A devoção a Auden não lhe diminuía o interesse por outros poetas. Ainda que reservasse páginas e páginas de um de seus cadernos ao minucioso fichamento do livro de Edmund Wilson intitulado Axel’s castle, sobre T.S. Eliot, ou mesmo que, entre os prosadores, anotasse inúmeras frases de Tchekhov, e estudasse, por escrito, vida e obra de Virginia Woolf, parece que seu entusiasmo por García Lorca se impunha. Não falo de saber, admiração ou reconhecimento, e sim de entusiasmo. O texto do “Artigo indefinido” sobre Lorca, publicado pela primeira vez em Manchete de 25 de abril de 1975, é especialmente vibrante, e nele Paulo inclui sua tradução de “A casada infiel”. Algumas soluções como o “de pronto” nos seguintes versos: “Já nas últimas esquinas/ toquei seus peitos dormidos/ e se me abriram de pronto/ como ramos de jacintos”, parecem mais felizes que a opção do também excelente Afonso Felix de Sousa, que optou por “Já nas últimas esquinas/ toquei seus peitos dormidos/ e pronto eles se me abriram/ como ramos de jacintos.

Na opinião de Paulo Mendes Campos, o Romancero Gitano, coletânea da qual faz parte o poema, é um livro perfeito; nada menos.
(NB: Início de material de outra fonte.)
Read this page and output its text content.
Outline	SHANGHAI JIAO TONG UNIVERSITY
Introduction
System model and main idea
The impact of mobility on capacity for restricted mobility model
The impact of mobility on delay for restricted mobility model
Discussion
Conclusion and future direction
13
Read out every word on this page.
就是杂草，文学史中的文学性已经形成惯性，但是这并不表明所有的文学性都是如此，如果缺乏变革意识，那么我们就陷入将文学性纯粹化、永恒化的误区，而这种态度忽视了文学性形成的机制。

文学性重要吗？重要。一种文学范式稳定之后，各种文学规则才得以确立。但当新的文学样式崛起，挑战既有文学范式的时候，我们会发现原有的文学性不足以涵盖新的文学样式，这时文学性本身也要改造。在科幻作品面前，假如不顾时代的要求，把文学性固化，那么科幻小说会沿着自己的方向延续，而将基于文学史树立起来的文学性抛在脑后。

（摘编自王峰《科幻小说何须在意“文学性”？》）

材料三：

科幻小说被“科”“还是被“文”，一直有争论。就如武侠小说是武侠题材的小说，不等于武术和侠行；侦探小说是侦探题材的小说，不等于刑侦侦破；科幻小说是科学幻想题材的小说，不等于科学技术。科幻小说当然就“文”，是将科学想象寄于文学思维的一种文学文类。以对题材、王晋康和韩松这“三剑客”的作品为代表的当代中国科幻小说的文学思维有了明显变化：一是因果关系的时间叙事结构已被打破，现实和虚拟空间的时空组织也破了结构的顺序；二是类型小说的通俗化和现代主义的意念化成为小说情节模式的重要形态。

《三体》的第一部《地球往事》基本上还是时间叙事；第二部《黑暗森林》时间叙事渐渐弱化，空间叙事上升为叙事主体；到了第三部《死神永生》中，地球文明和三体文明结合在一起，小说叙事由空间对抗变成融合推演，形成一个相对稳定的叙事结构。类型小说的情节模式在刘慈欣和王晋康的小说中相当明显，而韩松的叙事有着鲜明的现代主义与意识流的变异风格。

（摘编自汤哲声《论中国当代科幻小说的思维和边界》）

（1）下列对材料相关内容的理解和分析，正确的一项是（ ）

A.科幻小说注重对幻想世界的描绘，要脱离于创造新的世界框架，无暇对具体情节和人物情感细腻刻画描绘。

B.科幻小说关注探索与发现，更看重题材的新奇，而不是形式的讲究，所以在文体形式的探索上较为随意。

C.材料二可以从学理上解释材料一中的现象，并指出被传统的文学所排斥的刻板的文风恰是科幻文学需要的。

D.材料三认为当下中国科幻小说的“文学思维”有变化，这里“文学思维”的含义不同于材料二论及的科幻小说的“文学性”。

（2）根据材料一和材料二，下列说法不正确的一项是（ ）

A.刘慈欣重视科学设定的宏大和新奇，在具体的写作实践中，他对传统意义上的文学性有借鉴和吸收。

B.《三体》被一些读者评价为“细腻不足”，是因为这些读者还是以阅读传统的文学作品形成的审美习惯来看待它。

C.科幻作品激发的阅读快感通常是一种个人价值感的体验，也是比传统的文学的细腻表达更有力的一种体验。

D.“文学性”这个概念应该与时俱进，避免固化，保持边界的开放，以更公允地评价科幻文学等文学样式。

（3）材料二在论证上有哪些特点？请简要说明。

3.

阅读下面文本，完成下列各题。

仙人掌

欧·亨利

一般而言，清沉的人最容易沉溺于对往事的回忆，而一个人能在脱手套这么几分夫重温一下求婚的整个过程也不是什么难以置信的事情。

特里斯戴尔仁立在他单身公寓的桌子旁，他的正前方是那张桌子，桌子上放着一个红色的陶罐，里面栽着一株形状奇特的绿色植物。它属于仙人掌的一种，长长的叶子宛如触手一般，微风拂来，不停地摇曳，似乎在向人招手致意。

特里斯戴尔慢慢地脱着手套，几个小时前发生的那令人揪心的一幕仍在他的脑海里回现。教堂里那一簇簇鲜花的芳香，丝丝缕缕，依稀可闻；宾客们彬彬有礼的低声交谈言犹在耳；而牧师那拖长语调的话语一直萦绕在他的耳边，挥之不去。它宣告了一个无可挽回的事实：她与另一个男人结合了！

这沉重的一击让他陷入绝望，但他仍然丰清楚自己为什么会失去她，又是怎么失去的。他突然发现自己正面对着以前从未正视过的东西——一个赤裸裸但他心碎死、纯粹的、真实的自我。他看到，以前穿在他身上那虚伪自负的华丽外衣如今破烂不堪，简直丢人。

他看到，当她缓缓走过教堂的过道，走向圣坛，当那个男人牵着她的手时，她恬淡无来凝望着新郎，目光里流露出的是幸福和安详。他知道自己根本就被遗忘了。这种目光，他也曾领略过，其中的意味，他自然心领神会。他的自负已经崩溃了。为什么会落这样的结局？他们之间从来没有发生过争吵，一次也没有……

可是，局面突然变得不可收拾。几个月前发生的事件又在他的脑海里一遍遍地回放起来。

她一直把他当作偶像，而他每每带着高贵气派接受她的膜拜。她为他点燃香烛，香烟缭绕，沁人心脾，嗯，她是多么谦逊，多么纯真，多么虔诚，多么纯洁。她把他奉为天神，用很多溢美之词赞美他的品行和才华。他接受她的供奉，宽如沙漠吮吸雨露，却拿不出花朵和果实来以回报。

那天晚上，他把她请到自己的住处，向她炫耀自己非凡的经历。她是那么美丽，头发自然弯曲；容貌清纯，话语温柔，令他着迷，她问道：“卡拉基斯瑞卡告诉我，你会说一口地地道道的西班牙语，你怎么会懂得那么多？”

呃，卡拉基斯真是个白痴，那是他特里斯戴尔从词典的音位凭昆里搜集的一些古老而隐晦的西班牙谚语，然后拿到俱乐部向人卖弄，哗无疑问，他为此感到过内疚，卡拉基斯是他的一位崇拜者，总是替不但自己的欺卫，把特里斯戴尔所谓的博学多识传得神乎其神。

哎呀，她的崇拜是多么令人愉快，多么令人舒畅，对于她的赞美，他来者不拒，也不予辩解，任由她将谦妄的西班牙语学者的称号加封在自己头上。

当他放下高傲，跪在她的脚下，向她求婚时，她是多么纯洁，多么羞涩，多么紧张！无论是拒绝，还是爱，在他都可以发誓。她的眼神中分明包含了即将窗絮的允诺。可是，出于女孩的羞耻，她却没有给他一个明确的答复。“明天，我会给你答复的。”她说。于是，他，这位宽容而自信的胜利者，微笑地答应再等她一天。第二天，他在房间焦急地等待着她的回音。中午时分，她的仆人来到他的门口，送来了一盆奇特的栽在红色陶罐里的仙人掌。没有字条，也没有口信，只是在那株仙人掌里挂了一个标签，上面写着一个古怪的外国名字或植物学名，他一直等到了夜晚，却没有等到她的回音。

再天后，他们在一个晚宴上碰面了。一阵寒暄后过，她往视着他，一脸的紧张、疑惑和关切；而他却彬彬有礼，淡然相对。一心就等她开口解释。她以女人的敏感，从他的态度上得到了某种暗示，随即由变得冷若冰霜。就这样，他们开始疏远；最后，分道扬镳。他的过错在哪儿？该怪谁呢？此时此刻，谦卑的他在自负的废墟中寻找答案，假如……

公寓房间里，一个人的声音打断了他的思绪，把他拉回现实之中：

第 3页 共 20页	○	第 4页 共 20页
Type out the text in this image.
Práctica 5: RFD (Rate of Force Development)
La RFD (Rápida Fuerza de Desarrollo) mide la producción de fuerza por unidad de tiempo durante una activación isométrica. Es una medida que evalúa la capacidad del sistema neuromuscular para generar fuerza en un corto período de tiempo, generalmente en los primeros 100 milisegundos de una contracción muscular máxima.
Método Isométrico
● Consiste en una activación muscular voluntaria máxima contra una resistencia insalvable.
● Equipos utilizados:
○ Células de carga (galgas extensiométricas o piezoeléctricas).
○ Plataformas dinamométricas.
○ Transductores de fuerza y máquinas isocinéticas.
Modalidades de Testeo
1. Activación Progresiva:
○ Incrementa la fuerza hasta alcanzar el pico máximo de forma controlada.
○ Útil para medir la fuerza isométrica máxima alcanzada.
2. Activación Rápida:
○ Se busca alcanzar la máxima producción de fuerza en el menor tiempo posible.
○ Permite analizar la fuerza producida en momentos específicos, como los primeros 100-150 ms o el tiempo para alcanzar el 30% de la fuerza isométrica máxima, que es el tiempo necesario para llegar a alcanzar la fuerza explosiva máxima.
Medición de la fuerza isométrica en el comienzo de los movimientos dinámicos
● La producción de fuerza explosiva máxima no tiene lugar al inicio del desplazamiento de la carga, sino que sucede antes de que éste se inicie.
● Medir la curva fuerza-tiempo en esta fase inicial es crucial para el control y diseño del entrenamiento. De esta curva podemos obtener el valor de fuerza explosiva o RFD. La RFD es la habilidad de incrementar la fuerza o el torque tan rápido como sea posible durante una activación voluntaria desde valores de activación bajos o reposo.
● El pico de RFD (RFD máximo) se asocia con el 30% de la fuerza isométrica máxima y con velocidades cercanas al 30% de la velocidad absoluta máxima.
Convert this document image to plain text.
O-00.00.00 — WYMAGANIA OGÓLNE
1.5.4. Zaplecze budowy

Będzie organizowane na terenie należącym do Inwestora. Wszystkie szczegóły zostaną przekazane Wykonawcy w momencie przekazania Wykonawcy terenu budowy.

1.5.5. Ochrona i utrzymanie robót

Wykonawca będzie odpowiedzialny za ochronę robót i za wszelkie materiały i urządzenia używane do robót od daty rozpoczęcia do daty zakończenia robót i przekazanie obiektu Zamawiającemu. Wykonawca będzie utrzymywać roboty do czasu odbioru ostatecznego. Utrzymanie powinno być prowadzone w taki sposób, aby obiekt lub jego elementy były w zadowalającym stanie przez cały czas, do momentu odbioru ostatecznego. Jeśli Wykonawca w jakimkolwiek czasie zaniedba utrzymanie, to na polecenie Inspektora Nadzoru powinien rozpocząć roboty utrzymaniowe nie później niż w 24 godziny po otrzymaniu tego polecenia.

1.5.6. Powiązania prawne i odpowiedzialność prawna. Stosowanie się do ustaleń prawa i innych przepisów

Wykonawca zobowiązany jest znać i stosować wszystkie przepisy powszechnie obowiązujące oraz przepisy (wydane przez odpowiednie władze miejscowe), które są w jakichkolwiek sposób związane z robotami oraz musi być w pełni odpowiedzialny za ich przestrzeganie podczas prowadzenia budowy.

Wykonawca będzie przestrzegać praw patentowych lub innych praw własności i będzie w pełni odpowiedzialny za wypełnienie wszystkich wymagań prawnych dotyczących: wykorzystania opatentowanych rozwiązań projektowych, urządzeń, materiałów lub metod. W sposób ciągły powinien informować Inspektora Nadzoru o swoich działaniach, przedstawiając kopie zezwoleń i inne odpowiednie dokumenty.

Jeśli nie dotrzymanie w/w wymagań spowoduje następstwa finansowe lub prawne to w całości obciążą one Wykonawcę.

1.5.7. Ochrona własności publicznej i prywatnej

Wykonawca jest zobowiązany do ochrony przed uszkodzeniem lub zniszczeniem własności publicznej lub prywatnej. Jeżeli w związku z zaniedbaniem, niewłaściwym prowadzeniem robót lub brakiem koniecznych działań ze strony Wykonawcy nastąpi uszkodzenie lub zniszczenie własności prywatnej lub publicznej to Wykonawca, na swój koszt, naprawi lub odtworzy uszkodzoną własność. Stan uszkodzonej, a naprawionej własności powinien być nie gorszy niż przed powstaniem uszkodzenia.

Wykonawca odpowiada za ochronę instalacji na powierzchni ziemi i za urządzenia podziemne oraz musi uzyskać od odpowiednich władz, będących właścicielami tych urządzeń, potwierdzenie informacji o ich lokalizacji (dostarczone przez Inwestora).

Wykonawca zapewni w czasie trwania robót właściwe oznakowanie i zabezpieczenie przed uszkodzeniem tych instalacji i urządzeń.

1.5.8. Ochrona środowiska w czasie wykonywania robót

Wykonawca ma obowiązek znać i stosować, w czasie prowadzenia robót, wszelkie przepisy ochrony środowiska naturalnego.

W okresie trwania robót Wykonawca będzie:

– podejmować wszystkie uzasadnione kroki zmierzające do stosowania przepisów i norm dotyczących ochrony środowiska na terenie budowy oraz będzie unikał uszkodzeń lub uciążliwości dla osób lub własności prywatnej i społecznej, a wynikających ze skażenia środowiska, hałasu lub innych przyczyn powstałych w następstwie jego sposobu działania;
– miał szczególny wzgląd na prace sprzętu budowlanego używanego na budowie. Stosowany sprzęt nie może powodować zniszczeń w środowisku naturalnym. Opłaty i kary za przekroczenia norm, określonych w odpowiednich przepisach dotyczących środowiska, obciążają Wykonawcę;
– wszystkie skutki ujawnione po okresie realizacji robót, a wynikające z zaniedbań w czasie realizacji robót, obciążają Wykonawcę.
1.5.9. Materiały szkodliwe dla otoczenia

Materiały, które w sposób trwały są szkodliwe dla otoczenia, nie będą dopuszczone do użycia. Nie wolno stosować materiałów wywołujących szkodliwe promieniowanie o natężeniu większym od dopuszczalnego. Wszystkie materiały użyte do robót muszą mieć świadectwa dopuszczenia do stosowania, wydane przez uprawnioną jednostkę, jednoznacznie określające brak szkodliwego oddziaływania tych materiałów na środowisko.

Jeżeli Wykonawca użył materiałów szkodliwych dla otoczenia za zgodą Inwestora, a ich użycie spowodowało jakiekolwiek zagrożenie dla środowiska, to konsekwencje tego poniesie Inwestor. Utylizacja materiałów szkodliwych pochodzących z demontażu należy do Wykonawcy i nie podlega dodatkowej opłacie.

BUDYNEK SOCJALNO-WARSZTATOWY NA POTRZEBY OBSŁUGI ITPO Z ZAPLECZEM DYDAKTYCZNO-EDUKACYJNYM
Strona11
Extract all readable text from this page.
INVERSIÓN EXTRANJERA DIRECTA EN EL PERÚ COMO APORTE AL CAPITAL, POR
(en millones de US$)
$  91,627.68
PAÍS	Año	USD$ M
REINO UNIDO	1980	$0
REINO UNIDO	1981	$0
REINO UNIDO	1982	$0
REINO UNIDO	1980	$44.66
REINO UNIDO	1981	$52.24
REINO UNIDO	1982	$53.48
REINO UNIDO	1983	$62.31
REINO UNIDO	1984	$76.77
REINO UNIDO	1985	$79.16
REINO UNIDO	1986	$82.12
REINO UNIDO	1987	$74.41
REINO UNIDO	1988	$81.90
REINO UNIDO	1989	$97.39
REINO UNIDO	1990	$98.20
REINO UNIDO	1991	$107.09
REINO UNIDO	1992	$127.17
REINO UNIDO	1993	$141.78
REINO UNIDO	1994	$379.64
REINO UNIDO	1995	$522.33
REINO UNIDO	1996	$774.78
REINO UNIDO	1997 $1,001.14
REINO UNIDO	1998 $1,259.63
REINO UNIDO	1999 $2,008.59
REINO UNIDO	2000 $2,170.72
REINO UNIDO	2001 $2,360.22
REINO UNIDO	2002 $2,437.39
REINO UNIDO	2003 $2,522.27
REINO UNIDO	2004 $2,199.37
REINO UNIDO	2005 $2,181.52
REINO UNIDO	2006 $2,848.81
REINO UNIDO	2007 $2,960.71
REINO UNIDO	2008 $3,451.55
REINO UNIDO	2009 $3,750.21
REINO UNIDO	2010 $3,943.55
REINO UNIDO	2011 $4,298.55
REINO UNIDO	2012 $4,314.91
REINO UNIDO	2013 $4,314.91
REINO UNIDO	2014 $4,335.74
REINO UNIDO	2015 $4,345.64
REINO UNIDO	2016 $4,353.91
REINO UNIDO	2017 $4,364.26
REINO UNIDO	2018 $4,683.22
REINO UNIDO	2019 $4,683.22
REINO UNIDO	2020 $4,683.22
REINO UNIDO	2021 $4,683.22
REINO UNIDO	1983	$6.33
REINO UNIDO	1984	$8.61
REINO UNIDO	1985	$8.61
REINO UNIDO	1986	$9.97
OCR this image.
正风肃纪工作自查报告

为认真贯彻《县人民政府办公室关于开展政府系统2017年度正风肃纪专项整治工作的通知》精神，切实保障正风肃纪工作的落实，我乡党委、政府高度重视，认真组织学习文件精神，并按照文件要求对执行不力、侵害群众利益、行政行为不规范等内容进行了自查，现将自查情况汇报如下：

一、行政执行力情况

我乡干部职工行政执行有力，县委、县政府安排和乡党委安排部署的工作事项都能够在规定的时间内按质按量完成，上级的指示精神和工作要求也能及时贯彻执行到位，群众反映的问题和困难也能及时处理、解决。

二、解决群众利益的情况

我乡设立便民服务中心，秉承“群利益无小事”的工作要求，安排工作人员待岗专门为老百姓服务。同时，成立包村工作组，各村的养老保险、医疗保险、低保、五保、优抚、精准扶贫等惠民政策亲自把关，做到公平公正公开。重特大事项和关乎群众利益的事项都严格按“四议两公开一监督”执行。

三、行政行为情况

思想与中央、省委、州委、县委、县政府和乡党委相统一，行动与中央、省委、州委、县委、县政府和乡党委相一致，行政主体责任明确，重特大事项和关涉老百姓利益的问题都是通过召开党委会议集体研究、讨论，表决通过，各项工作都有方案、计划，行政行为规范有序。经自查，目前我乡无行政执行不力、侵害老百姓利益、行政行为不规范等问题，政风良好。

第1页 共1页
E a consequência dessa maestria foi que “a fama de García Lorca abriu-se em círculos concêntricos como a água mansa ferida pela pedra” – considerava ele. No Brasil, o livro foi integralmente traduzido por Afonso Felix de Sousa.

A flama do leitor/editor do DT não esconde os cuidados do tradutor que Paulo também foi, como se lê na apreciação que fez sobre o poema “Romance sonâmbulo”, também do Romancero, cuja tradução ele incluiria em Trinca de copas, de 1984:

“Romance Sonâmbulo” é outro dos poemas mais famosos de Lorca. Rafael Alberti o considerava a melhor balada moderna da literatura espanhola. Verde que te quiero verde. Bowra traduziu isto para o inglês: Green, how I love you, green. Francamente: foi-se a verde graça. Nims viu nesse verso um intraduzível feitiço, que significa tudo e nada significa. Verde significa green; te quiero significa I love you e I want you. Que, não passaria de modo algum para o inglês, significando algo como the fact is that, e sendo ao mesmo tempo mais que um expletivo retórico. Não dá! Concluiu com juízo o professor; e o leitor que dê um jeito de morar na integral verdade destas palavras: Verde que te quiero verde. Para nós, brasileiros, não é nada difícil, no caso; mas por aí temos uma ideia dos abismos que faíscam na singeleza da sintaxe lorquiana.

* Elvia Bezerra é coordenadora de literatura do IMS.